Le graphe d'évaluation
Le graphe d’évaluation est la carte de la partie. Il se trouve dans le panneau d’analyse, volet Éval (Cmd + Option + I si le panneau est masqué). Chaque point est un coup ; la courbe monte quand les Blancs prennent l’avantage, descend quand les Noirs le prennent.
Une partie résumée d’un regard : équilibre, bascule, effondrement.
Le % de victoire plutôt que les centipions
Régence exprime l’évaluation en pourcentage de victoire — « à ce stade, ce camp gagne cette position N fois sur 100 » — plutôt qu’en « centipions », l’unité technique des moteurs. C’est le même chiffre qui sert à classer les coups : une Gaffe est un coup qui fait chuter ce pourcentage brutalement.

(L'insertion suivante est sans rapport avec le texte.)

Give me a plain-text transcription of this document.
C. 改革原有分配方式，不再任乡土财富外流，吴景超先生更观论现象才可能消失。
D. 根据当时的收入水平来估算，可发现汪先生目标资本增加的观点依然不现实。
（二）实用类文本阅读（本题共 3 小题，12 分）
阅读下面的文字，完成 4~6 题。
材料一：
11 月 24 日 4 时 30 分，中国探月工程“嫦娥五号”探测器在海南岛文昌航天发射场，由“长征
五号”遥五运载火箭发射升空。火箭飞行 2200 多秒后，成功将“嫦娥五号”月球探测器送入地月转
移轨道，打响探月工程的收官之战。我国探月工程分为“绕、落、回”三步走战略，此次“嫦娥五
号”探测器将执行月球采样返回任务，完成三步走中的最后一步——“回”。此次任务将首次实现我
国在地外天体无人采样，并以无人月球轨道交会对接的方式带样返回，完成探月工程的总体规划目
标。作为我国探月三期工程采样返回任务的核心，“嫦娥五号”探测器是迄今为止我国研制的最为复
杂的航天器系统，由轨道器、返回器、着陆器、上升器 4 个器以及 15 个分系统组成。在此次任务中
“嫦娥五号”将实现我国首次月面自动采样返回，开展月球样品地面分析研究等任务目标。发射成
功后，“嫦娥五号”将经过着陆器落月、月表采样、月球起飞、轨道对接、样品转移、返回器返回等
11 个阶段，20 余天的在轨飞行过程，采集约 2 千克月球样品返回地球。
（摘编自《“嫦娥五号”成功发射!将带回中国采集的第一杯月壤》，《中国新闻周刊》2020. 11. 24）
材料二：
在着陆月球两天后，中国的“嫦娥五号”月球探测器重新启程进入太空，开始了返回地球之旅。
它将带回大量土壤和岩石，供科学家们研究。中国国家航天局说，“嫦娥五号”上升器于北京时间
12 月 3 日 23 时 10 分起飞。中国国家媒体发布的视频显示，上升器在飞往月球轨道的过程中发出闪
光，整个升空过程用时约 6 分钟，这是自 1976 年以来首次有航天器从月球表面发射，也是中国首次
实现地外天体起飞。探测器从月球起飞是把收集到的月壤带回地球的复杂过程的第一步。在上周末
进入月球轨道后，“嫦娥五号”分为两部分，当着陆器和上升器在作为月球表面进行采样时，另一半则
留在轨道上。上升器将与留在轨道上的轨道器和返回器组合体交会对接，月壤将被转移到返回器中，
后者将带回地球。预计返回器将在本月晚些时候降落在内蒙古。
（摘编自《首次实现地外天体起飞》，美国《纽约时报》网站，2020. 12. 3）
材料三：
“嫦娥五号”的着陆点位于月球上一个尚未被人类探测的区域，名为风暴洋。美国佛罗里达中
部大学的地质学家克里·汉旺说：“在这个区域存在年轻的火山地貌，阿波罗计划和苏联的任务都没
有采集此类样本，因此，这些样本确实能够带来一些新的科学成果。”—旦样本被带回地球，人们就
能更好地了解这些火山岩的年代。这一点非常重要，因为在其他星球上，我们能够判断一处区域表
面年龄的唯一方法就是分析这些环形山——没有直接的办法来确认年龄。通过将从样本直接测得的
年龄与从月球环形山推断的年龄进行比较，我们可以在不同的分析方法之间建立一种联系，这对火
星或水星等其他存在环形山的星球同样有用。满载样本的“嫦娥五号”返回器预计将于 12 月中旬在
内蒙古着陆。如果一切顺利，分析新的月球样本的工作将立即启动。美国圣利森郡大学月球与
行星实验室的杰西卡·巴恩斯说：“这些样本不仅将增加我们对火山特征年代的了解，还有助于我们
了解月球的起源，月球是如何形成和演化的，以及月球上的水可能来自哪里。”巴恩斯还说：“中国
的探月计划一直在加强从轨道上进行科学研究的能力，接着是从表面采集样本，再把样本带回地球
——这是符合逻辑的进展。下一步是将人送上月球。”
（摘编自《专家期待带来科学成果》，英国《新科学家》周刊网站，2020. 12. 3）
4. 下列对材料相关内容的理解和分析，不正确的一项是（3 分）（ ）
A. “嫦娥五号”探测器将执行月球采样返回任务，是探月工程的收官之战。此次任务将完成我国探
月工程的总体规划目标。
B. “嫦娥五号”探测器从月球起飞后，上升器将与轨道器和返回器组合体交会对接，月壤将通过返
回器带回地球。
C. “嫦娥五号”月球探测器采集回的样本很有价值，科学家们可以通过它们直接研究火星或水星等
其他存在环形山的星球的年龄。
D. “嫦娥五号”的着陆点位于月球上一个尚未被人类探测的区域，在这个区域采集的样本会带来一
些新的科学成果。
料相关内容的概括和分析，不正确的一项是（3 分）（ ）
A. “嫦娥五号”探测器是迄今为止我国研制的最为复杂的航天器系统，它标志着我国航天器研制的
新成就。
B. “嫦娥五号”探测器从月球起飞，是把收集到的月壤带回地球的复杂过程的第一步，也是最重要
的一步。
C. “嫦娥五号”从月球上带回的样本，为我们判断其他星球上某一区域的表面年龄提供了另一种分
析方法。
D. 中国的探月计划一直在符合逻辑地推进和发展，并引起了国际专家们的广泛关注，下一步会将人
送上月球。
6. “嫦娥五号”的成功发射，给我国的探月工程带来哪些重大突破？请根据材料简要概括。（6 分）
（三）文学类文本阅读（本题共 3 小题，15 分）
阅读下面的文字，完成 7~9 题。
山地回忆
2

L’intérêt pratique : le % de victoire raconte mieux les positions extrêmes. Passer de +8 à +5 « pions » d’avantage ne change presque rien (la position reste gagnante) — et le graphe reste plat. L’œil n’est attiré que par ce qui compte.
S’en servir pour naviguer
Le graphe est cliquable : un clic sur un point amène l’échiquier à ce coup. La méthode de relecture la plus efficace tient en trois gestes :
- Repérer la chute la plus abrupte du graphe.
- Cliquer juste avant la chute — voir la position telle qu’elle était encore tenable.
- Avancer d’un coup (
→) pour voir le coup fautif, puis comparer avec les lignes du moteur.
La barre d’évaluation
Le long de l’échiquier, une barre verticale montre l’évaluation de la position affichée — blanc en haut quand les Blancs sont mieux. Elle bouge en direct pendant la navigation : utile pour sentir l’évaluation sans quitter l’échiquier des yeux.
Le profil de temps
Sous le graphe, le volet Éval affiche une seconde lecture de la partie : le profil de temps — une rangée par coup, avec une barre proportionnelle au temps de réflexion passé dessus (barre claire pour les Blancs, sombre pour les Noirs). Un clic sur une rangée amène l’échiquier au coup correspondant, exactement comme sur le graphe.
Ce profil raconte ce que l’évaluation ne dit pas : où la partie s’est jouée dans votre tête. Les longues barres signalent les positions qui ont demandé un vrai calcul ; une gaffe jouée en deux secondes et une gaffe jouée après trois minutes de réflexion ne sont pas la même erreur — la première est une question de discipline, la seconde une question de calcul.
Le temps de réflexion est reconstruit à partir des horloges enregistrées dans la partie : différence entre deux pendules successives du même joueur, incrément compris. La section n’apparaît donc que si la partie contient ces horloges — c’est le cas des parties importées depuis vos comptes Lichess et chess.com via les archives mensuelles, et des PGN portant la directive [%clk].